Yes. Ideally we will have prospective studies. The Kishan study was at centers of excellence, so at least we know that all patients got excellent treatment. What we don't want to rely on are database analyses.
I am not sure I understand. I did read the article you wrote. I understand how selection bias can impact the value of a study and why double blind randomized studies are the gold standard. I don’t understand what makes this study not worth considering, yet other retrospective studies worth considering? It’s confusing to me. We’re trying to evaluate brachytherapy boost as an option, but it’s hard because there are no prospective studies that evaluate it against surgery. So how can you truly compare the two?
The Kishan study is the best we've got so far.
prostatecancer.news/2018/03...
What it tells us is that very high-risk patients receiving BBT at the best hospitals did significantly better (subsequent metastatic detection within 10 years was 4 times worse after surgery!) than those very high-risk patients who had prostatectomies at the top hospitals.
However, it was not a randomized clinical trial (RCT), which is the only way we can know for sure. There is an ongoing Scandinavian RCT, but results are many years away. Until then, it is the best info we have.
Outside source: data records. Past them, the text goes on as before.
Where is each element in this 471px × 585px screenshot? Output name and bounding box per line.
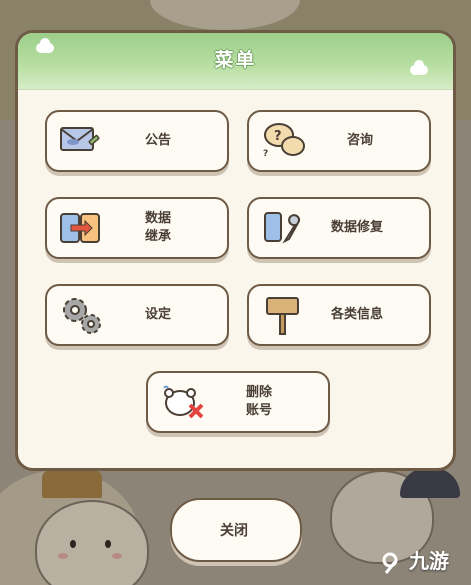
delete-account-icon <box>162 385 206 425</box>
data-repair-button[interactable]: 数据修复 <box>247 197 431 259</box>
nine-game-logo-icon <box>380 552 402 574</box>
info-label: 各类信息 <box>331 307 384 322</box>
device-transfer-icon <box>59 211 103 249</box>
background-character-eye <box>105 540 111 548</box>
delete-account-button[interactable]: 删除 账号 <box>146 371 330 433</box>
inquiry-label: 咨询 <box>347 133 374 148</box>
gears-icon <box>59 294 105 340</box>
settings-label: 设定 <box>145 307 172 322</box>
watermark-text: 九游 <box>408 549 449 573</box>
close-label: 关闭 <box>220 523 248 539</box>
menu-header: 菜单 <box>18 33 453 90</box>
menu-title: 菜单 <box>214 49 257 71</box>
announcement-button[interactable]: 公告 <box>45 110 229 172</box>
background-character-hat <box>42 470 102 498</box>
menu-panel: 菜单 公告 ? ? 咨询 数据 继承 数据修复 设定 各类信息 删除 账号 <box>15 30 456 471</box>
delete-account-label: 删除 账号 <box>246 385 273 418</box>
background-character-eye <box>70 540 76 548</box>
svg-text:?: ? <box>263 149 268 159</box>
info-button[interactable]: 各类信息 <box>247 284 431 346</box>
data-repair-label: 数据修复 <box>331 220 384 235</box>
announcement-label: 公告 <box>145 133 172 148</box>
background-character-cheek <box>112 553 122 559</box>
inquiry-button[interactable]: ? ? 咨询 <box>247 110 431 172</box>
data-transfer-button[interactable]: 数据 继承 <box>45 197 229 259</box>
settings-button[interactable]: 设定 <box>45 284 229 346</box>
question-bubble-icon: ? ? <box>263 120 307 164</box>
close-button[interactable]: 关闭 <box>170 498 302 562</box>
watermark: 九游 <box>380 545 449 575</box>
svg-text:?: ? <box>274 129 282 144</box>
phone-wrench-icon <box>263 211 303 251</box>
signboard-icon <box>265 294 301 340</box>
background-character-cheek <box>58 553 68 559</box>
envelope-icon <box>59 124 101 160</box>
data-transfer-label: 数据 继承 <box>145 211 172 244</box>
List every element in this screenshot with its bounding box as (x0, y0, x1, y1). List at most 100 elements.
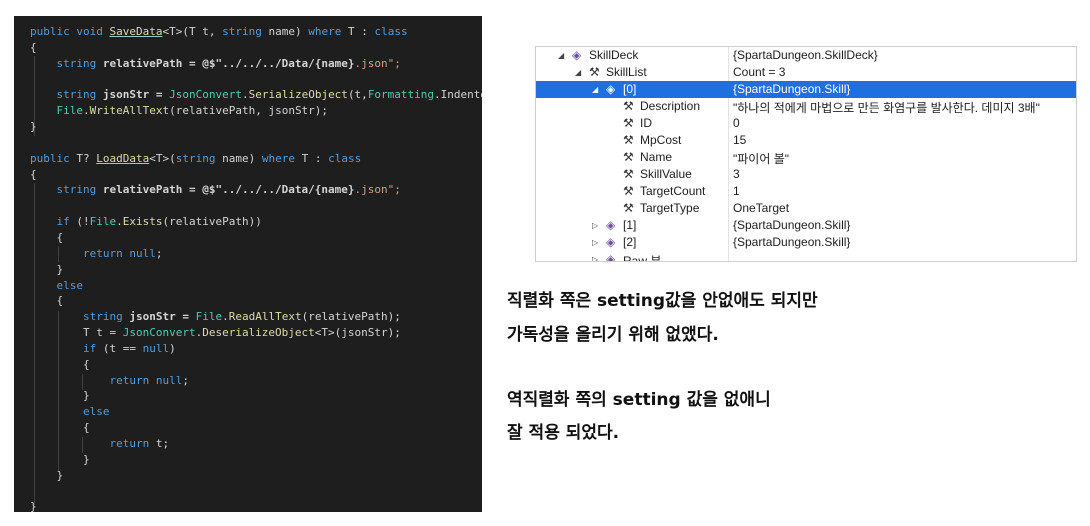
watch-value: 0 (733, 116, 740, 130)
expand-arrow-icon[interactable]: ▷ (592, 255, 598, 261)
code-token: (relativePath)) (162, 215, 262, 229)
code-token: . (241, 88, 249, 102)
watch-row[interactable]: ⚒ Name "파이어 볼" (536, 149, 1076, 166)
code-line[interactable]: if (!File.Exists(relativePath)) (30, 214, 482, 230)
watch-row[interactable]: ⚒ TargetType OneTarget (536, 200, 1076, 217)
code-token: (relativePath, jsonStr); (169, 104, 329, 118)
code-line[interactable]: } (30, 468, 482, 484)
watch-row[interactable]: ⚒ Description "하나의 적에게 마법으로 만든 화염구를 발사한다. … (536, 98, 1076, 115)
code-token: where (308, 25, 342, 38)
code-token: null (142, 341, 170, 355)
code-token: JsonConvert (122, 326, 196, 340)
code-token: File (89, 215, 117, 229)
watch-row[interactable]: ◢ ◈ SkillDeck {SpartaDungeon.SkillDeck} (536, 47, 1076, 64)
note-line-3: 역직렬화 쪽의 setting 값을 없애니 (507, 390, 771, 410)
code-token: string (56, 183, 97, 197)
code-line[interactable]: } (30, 452, 482, 468)
code-line[interactable]: string relativePath = @$"../../../Data/{… (30, 182, 482, 198)
code-token: .json"; (354, 56, 401, 70)
code-token: class (374, 25, 408, 38)
code-line[interactable]: } (30, 262, 482, 278)
code-line[interactable]: else (30, 278, 482, 294)
object-icon: ◈ (572, 48, 582, 62)
code-line[interactable]: { (30, 420, 482, 436)
code-line[interactable]: } (30, 119, 482, 135)
code-line[interactable]: string jsonStr = File.ReadAllText(relati… (30, 309, 482, 325)
wrench-icon: ⚒ (623, 150, 634, 164)
watch-row[interactable]: ⚒ TargetCount 1 (536, 183, 1076, 200)
code-line[interactable]: { (30, 230, 482, 246)
code-line[interactable]: return t; (30, 436, 482, 452)
code-token: else (82, 405, 110, 419)
code-token: null (129, 246, 156, 260)
code-line[interactable]: else (30, 404, 482, 420)
code-token: if (82, 341, 97, 355)
code-line[interactable]: { (30, 167, 482, 183)
code-line[interactable]: { (30, 357, 482, 373)
code-line[interactable]: { (30, 40, 482, 56)
watch-name: Description (640, 99, 701, 113)
collapse-arrow-icon[interactable]: ◢ (558, 51, 564, 60)
watch-name: Name (640, 150, 673, 164)
watch-value: "파이어 볼" (733, 152, 790, 166)
collapse-arrow-icon[interactable]: ◢ (592, 85, 598, 94)
watch-row[interactable]: ◢ ◈ [0] {SpartaDungeon.Skill} (536, 81, 1076, 98)
code-line[interactable] (30, 72, 482, 88)
watch-value: {SpartaDungeon.SkillDeck} (733, 48, 878, 62)
watch-row[interactable]: ⚒ ID 0 (536, 115, 1076, 132)
watch-name: SkillList (606, 65, 647, 79)
code-line[interactable]: T t = JsonConvert.DeserializeObject<T>(j… (30, 325, 482, 341)
code-token: { (30, 294, 64, 308)
watch-row[interactable]: ⚒ MpCost 15 (536, 132, 1076, 149)
watch-row[interactable]: ▷ ◈ [2] {SpartaDungeon.Skill} (536, 234, 1076, 251)
code-line[interactable]: string relativePath = @$"../../../Data/{… (30, 56, 482, 72)
expand-arrow-icon[interactable]: ▷ (592, 238, 598, 247)
code-line[interactable]: } (30, 499, 482, 512)
code-text[interactable]: public void SaveData<T>(T t, string name… (30, 24, 482, 512)
watch-row[interactable]: ▷ ◈ [1] {SpartaDungeon.Skill} (536, 217, 1076, 234)
code-token: { (30, 421, 90, 435)
code-token: } (30, 452, 90, 466)
expand-arrow-icon[interactable]: ▷ (592, 221, 598, 230)
code-line[interactable]: string jsonStr = JsonConvert.SerializeOb… (30, 87, 483, 103)
watch-row[interactable]: ▷ ◈ Raw 뷰 (536, 251, 1076, 261)
code-line[interactable]: return null; (30, 246, 482, 262)
code-token: . (222, 310, 229, 324)
code-line[interactable]: { (30, 293, 482, 309)
code-editor[interactable]: public void SaveData<T>(T t, string name… (14, 16, 482, 512)
code-line[interactable] (30, 135, 482, 151)
wrench-icon: ⚒ (623, 167, 634, 181)
watch-value: "하나의 적에게 마법으로 만든 화염구를 발사한다. 데미지 3배" (733, 101, 1040, 115)
watch-name: ID (640, 116, 652, 130)
code-line[interactable]: public T? LoadData<T>(string name) where… (30, 151, 482, 167)
watch-name: [0] (623, 82, 637, 96)
code-line[interactable]: } (30, 388, 482, 404)
code-token: string (222, 25, 262, 38)
watch-value: 15 (733, 133, 747, 147)
code-line[interactable]: return null; (30, 373, 482, 389)
debug-watch-panel[interactable]: ◢ ◈ SkillDeck {SpartaDungeon.SkillDeck} ◢ ⚒ Sk… (535, 46, 1077, 262)
watch-row[interactable]: ◢ ⚒ SkillList Count = 3 (536, 64, 1076, 81)
code-token: ) (169, 341, 176, 355)
code-token: DeserializeObject (202, 326, 315, 340)
code-line[interactable]: public void SaveData<T>(T t, string name… (30, 24, 482, 40)
code-line[interactable] (30, 483, 482, 499)
watch-value: {SpartaDungeon.Skill} (733, 82, 851, 96)
code-token: <T> (162, 25, 183, 38)
code-token: { (30, 40, 37, 54)
code-token: name) (215, 151, 262, 165)
collapse-arrow-icon[interactable]: ◢ (575, 68, 581, 77)
code-line[interactable]: File.WriteAllText(relativePath, jsonStr)… (30, 103, 482, 119)
code-line[interactable] (30, 198, 482, 214)
watch-row[interactable]: ⚒ SkillValue 3 (536, 166, 1076, 183)
code-line[interactable]: if (t == null) (30, 341, 482, 357)
note-line-4: 잘 적용 되었다. (507, 423, 620, 443)
wrench-icon: ⚒ (623, 201, 634, 215)
wrench-icon: ⚒ (623, 184, 634, 198)
code-token: JsonConvert (169, 88, 242, 102)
TA, there are some useful, aka informative, retrospective studies that bring to light a hypothesis which leads to prospective studies. Sometimes we can be waiting decades, as in the Framingham Study, to confirm the same info we may have gleaned from a retrospective study.My question: how does one determine which retrospective studies one should pay particular attention to?
It's a journal for urologists.. enough said? "how about radiation..?" "well, look right here at this study from last week.."
what study?
all "radiation" treatment is not alike this study only looked at EBRT radiotherapy hads advanced remarkably over the twenty four years that i have been a patient. brachy boost was not a part of this study all surgeons and surgincal procedures are not the same either.
Surgeons are always going to recommend surgery. Anyone surprised by that?
the other thing is that many surgery patients go on to have radiation if there is recurrence. So they are not really “surgery only”. And the side effects of radiation after surgery may be worse than radiation without surgery.